Welch discovered that the man's grandmother had been one of the Native Americans in Buffalo Bill's Wild West Show around the turn of the last century. She had been hospitalized while the show was in Paris. Too ill to travel, she had been left behind when the show moved on.
Welch began to wonder about how someone, especially a Native American who spoke little English, could adapt and survive in Victorian-era Paris. From those ponderings came this book, The Heartsong of Charging Elk.
Like the grandmother in real life, Charging Elk, a South Dakota Lakota cast member of Buffalo Bill's show, is hospitalized with influenza in France. The show moves on while Charging Elk and another Indian remain in the hospital. When his companion dies, bureaucratic and diplomatic complications trap the Charging Elk in France.
The book is about the next sixteen years in life of a young American in France. But this is not the romantic story of a young artist seeking his muse.
Charging Elk knows a few words of English and the people he lives and works among know none of them. In a world where he cannot ride and hunt or perform, he is an alien in many ways.
Charging Elk spends time wandering on the streets and sitting in a basement jail cell before he is "adopted" by a working class French family who finds him fascinating.
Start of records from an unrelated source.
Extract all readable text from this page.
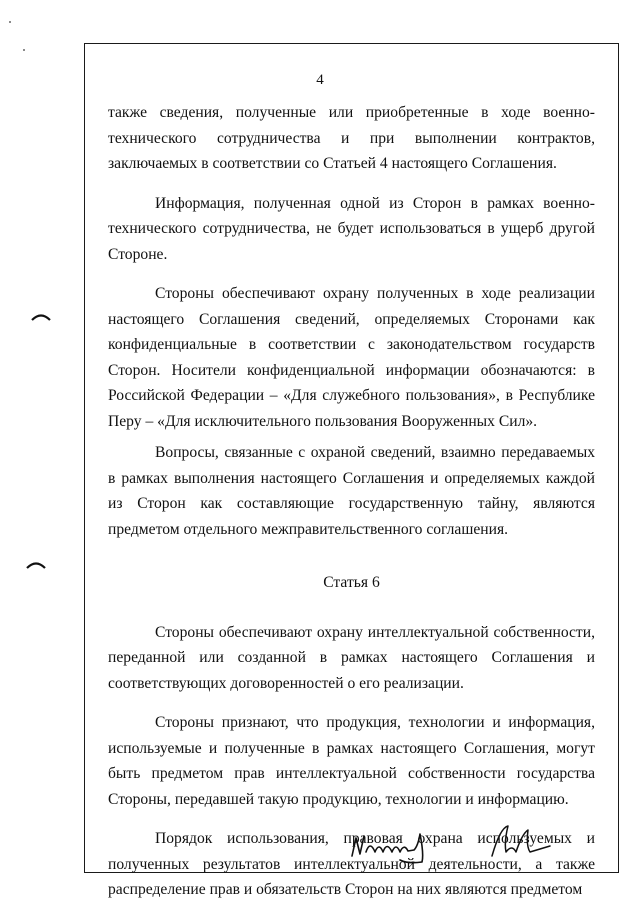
4

также сведения, полученные или приобретенные в ходе военно-технического сотрудничества и при выполнении контрактов, заключаемых в соответствии со Статьей 4 настоящего Соглашения.

Информация, полученная одной из Сторон в рамках военно-технического сотрудничества, не будет использоваться в ущерб другой Стороне.

Стороны обеспечивают охрану полученных в ходе реализации настоящего Соглашения сведений, определяемых Сторонами как конфиденциальные в соответствии с законодательством государств Сторон. Носители конфиденциальной информации обозначаются: в Российской Федерации – «Для служебного пользования», в Республике Перу – «Для исключительного пользования Вооруженных Сил».

Вопросы, связанные с охраной сведений, взаимно передаваемых в рамках выполнения настоящего Соглашения и определяемых каждой из Сторон как составляющие государственную тайну, являются предметом отдельного межправительственного соглашения.

Статья 6

Стороны обеспечивают охрану интеллектуальной собственности, переданной или созданной в рамках настоящего Соглашения и соответствующих договоренностей о его реализации.

Стороны признают, что продукция, технологии и информация, используемые и полученные в рамках настоящего Соглашения, могут быть предметом прав интеллектуальной собственности государства Стороны, передавшей такую продукцию, технологии и информацию.

Порядок использования, правовая охрана используемых и полученных результатов интеллектуальной деятельности, а также распределение прав и обязательств Сторон на них являются предметом
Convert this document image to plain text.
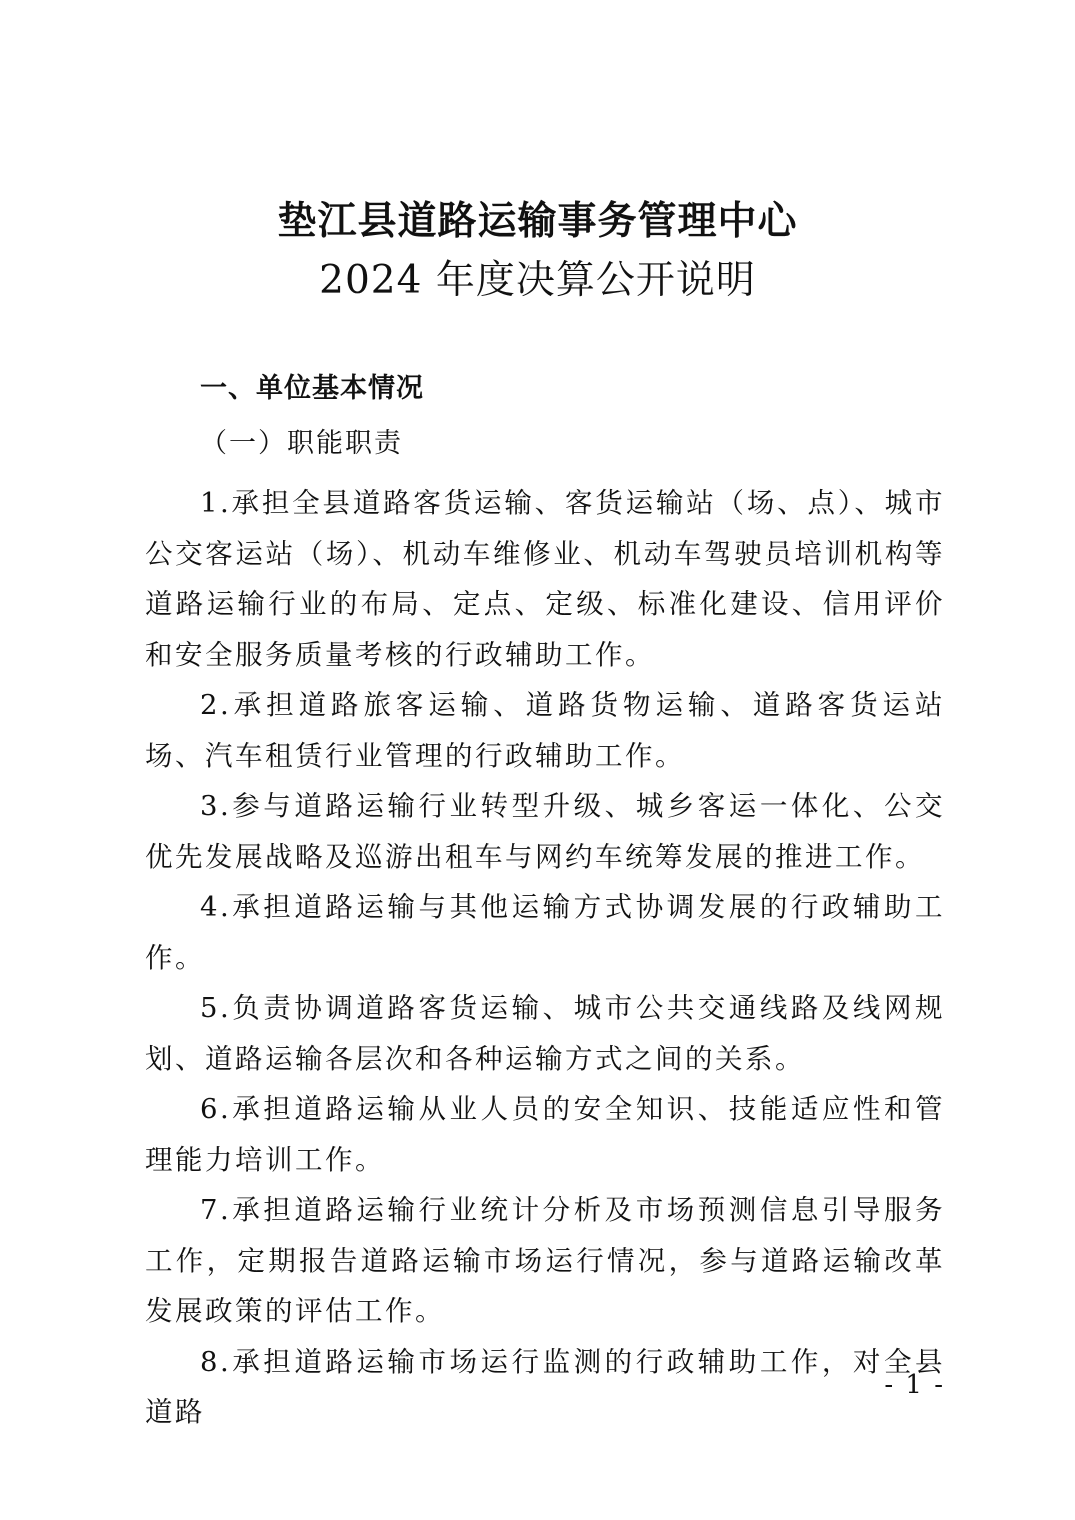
垫江县道路运输事务管理中心
2024 年度决算公开说明
一、单位基本情况
（一）职能职责

1.承担全县道路客货运输、客货运输站（场、点）、城市公交客运站（场）、机动车维修业、机动车驾驶员培训机构等道路运输行业的布局、定点、定级、标准化建设、信用评价和安全服务质量考核的行政辅助工作。

2.承担道路旅客运输、道路货物运输、道路客货运站场、汽车租赁行业管理的行政辅助工作。

3.参与道路运输行业转型升级、城乡客运一体化、公交优先发展战略及巡游出租车与网约车统筹发展的推进工作。

4.承担道路运输与其他运输方式协调发展的行政辅助工作。

5.负责协调道路客货运输、城市公共交通线路及线网规划、道路运输各层次和各种运输方式之间的关系。

6.承担道路运输从业人员的安全知识、技能适应性和管理能力培训工作。

7.承担道路运输行业统计分析及市场预测信息引导服务工作，定期报告道路运输市场运行情况，参与道路运输改革发展政策的评估工作。

8.承担道路运输市场运行监测的行政辅助工作，对全县道路

- 1 -
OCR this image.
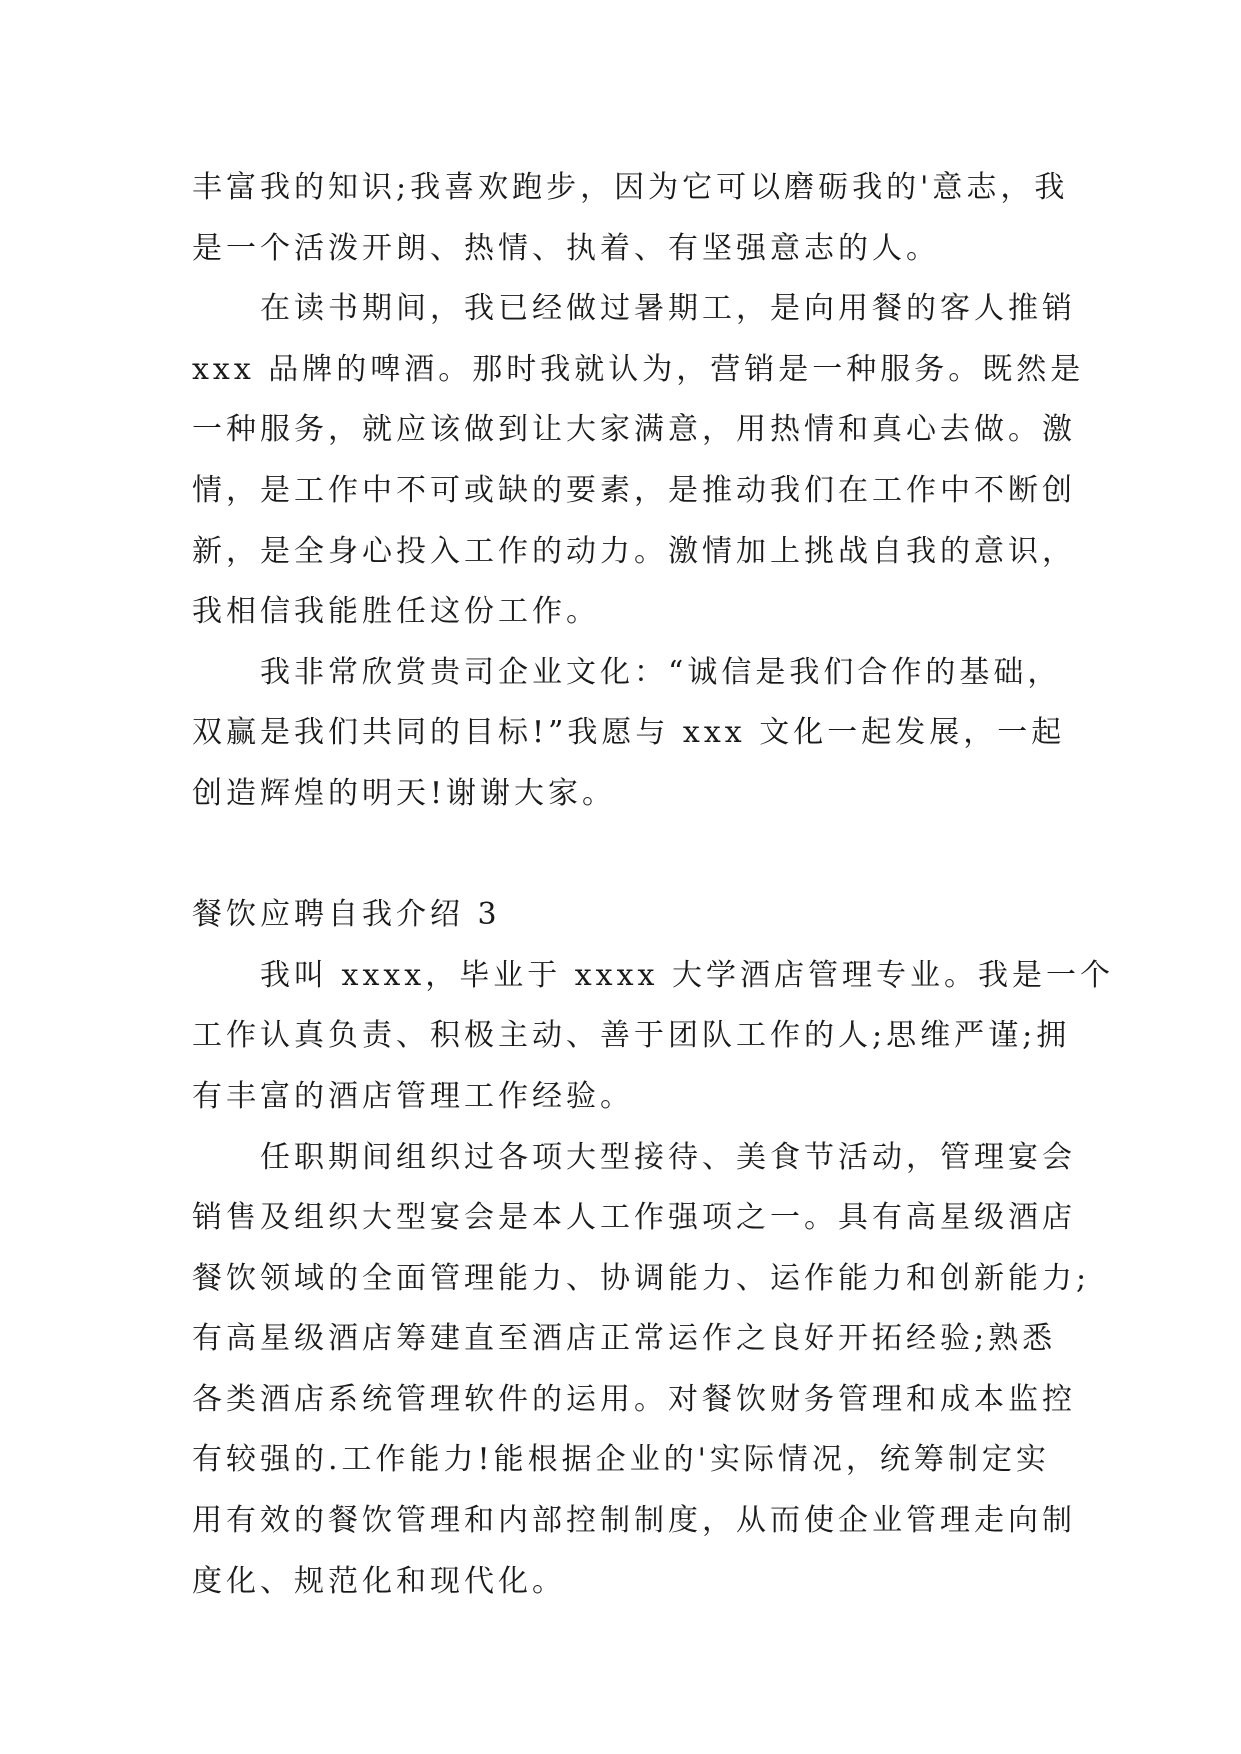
丰富我的知识;我喜欢跑步，因为它可以磨砺我的'意志，我
是一个活泼开朗、热情、执着、有坚强意志的人。
　　在读书期间，我已经做过暑期工，是向用餐的客人推销
xxx 品牌的啤酒。那时我就认为，营销是一种服务。既然是
一种服务，就应该做到让大家满意，用热情和真心去做。激
情，是工作中不可或缺的要素，是推动我们在工作中不断创
新，是全身心投入工作的动力。激情加上挑战自我的意识，
我相信我能胜任这份工作。
　　我非常欣赏贵司企业文化：“诚信是我们合作的基础，
双赢是我们共同的目标!”我愿与 xxx 文化一起发展，一起
创造辉煌的明天!谢谢大家。
餐饮应聘自我介绍 3
　　我叫 xxxx，毕业于 xxxx 大学酒店管理专业。我是一个
工作认真负责、积极主动、善于团队工作的人;思维严谨;拥
有丰富的酒店管理工作经验。
　　任职期间组织过各项大型接待、美食节活动，管理宴会
销售及组织大型宴会是本人工作强项之一。具有高星级酒店
餐饮领域的全面管理能力、协调能力、运作能力和创新能力;
有高星级酒店筹建直至酒店正常运作之良好开拓经验;熟悉
各类酒店系统管理软件的运用。对餐饮财务管理和成本监控
有较强的.工作能力!能根据企业的'实际情况，统筹制定实
用有效的餐饮管理和内部控制制度，从而使企业管理走向制
度化、规范化和现代化。
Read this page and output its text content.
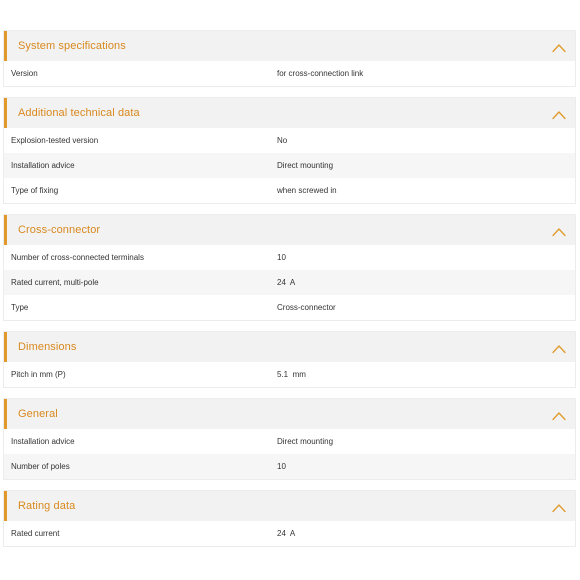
System specifications
Version	for cross-connection link
Additional technical data
Explosion-tested version	No
Installation advice	Direct mounting
Type of fixing	when screwed in
Cross-connector
Number of cross-connected terminals	10
Rated current, multi-pole	24  A
Type	Cross-connector
Dimensions
Pitch in mm (P)	5.1  mm
General
Installation advice	Direct mounting
Number of poles	10
Rating data
Rated current	24  A
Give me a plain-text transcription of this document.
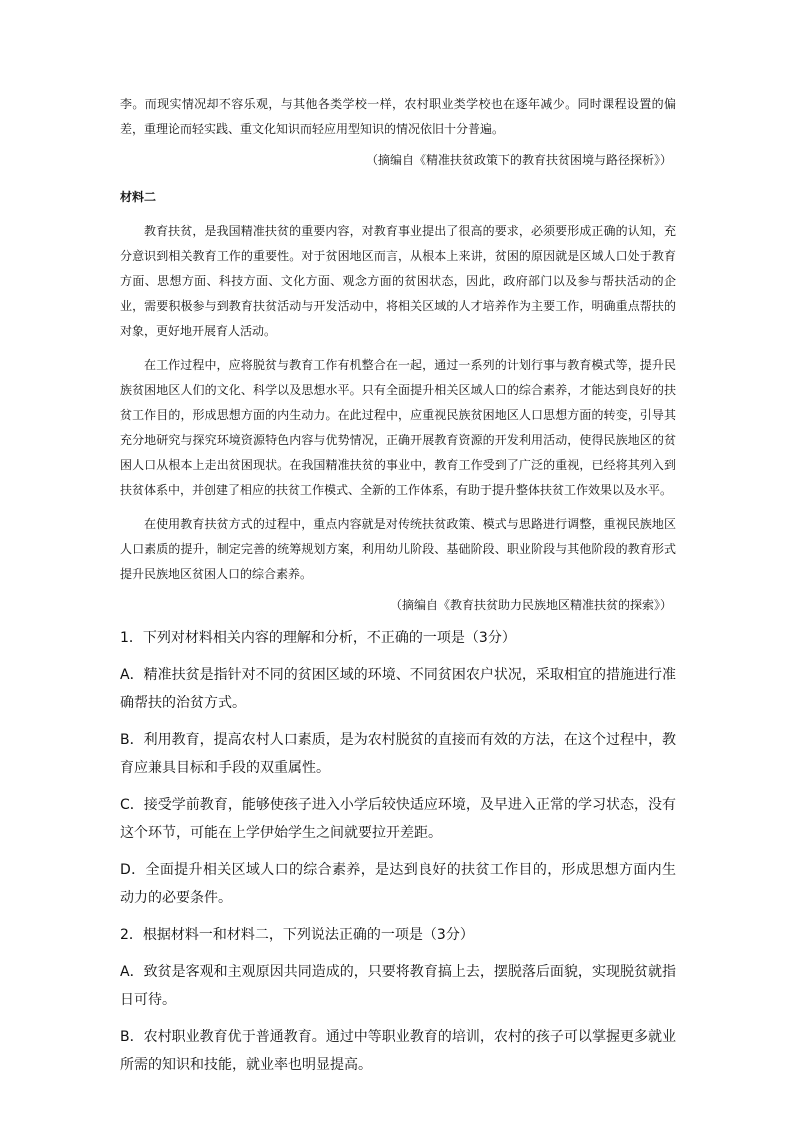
李。而现实情况却不容乐观，与其他各类学校一样，农村职业类学校也在逐年减少。同时课程设置的偏差，重理论而轻实践、重文化知识而轻应用型知识的情况依旧十分普遍。

（摘编自《精准扶贫政策下的教育扶贫困境与路径探析》）

材料二

教育扶贫，是我国精准扶贫的重要内容，对教育事业提出了很高的要求，必须要形成正确的认知，充分意识到相关教育工作的重要性。对于贫困地区而言，从根本上来讲，贫困的原因就是区域人口处于教育方面、思想方面、科技方面、文化方面、观念方面的贫困状态，因此，政府部门以及参与帮扶活动的企业，需要积极参与到教育扶贫活动与开发活动中，将相关区域的人才培养作为主要工作，明确重点帮扶的对象，更好地开展育人活动。

在工作过程中，应将脱贫与教育工作有机整合在一起，通过一系列的计划行事与教育模式等，提升民族贫困地区人们的文化、科学以及思想水平。只有全面提升相关区域人口的综合素养，才能达到良好的扶贫工作目的，形成思想方面的内生动力。在此过程中，应重视民族贫困地区人口思想方面的转变，引导其充分地研究与探究环境资源特色内容与优势情况，正确开展教育资源的开发利用活动，使得民族地区的贫困人口从根本上走出贫困现状。在我国精准扶贫的事业中，教育工作受到了广泛的重视，已经将其列入到扶贫体系中，并创建了相应的扶贫工作模式、全新的工作体系，有助于提升整体扶贫工作效果以及水平。

在使用教育扶贫方式的过程中，重点内容就是对传统扶贫政策、模式与思路进行调整，重视民族地区人口素质的提升，制定完善的统筹规划方案，利用幼儿阶段、基础阶段、职业阶段与其他阶段的教育形式提升民族地区贫困人口的综合素养。

（摘编自《教育扶贫助力民族地区精准扶贫的探索》）

1．下列对材料相关内容的理解和分析，不正确的一项是（3分）

A．精准扶贫是指针对不同的贫困区域的环境、不同贫困农户状况，采取相宜的措施进行准确帮扶的治贫方式。

B．利用教育，提高农村人口素质，是为农村脱贫的直接而有效的方法，在这个过程中，教育应兼具目标和手段的双重属性。

C．接受学前教育，能够使孩子进入小学后较快适应环境，及早进入正常的学习状态，没有这个环节，可能在上学伊始学生之间就要拉开差距。

D．全面提升相关区域人口的综合素养，是达到良好的扶贫工作目的，形成思想方面内生动力的必要条件。

2．根据材料一和材料二，下列说法正确的一项是（3分）

A．致贫是客观和主观原因共同造成的，只要将教育搞上去，摆脱落后面貌，实现脱贫就指日可待。

B．农村职业教育优于普通教育。通过中等职业教育的培训，农村的孩子可以掌握更多就业所需的知识和技能，就业率也明显提高。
At times the story is slow. There are few really big events. But the man who exists at the end of the book is not the same person who was abandoned by Buffalo Bill and company.
The transitions are slow and natural. That may be the best part of Welch's writing. Jonathan Miles, a contributing editor at Sports Afield, wrote in (on?) Salon.com last August what I jealously wanted to say about the book, "You don't know the enormity of what you've seen until you've seen it all. What James Welch has produced, ultimately, is a novel with an expansiveness of heart and mind, an intimate analogue of Indian estrangement worthy of any readerly voyage."
I really hope you'll take time and read The Heartsong of Charging Elk. It's the most humane novel I've read since I reread For Whom the Bell Tolls.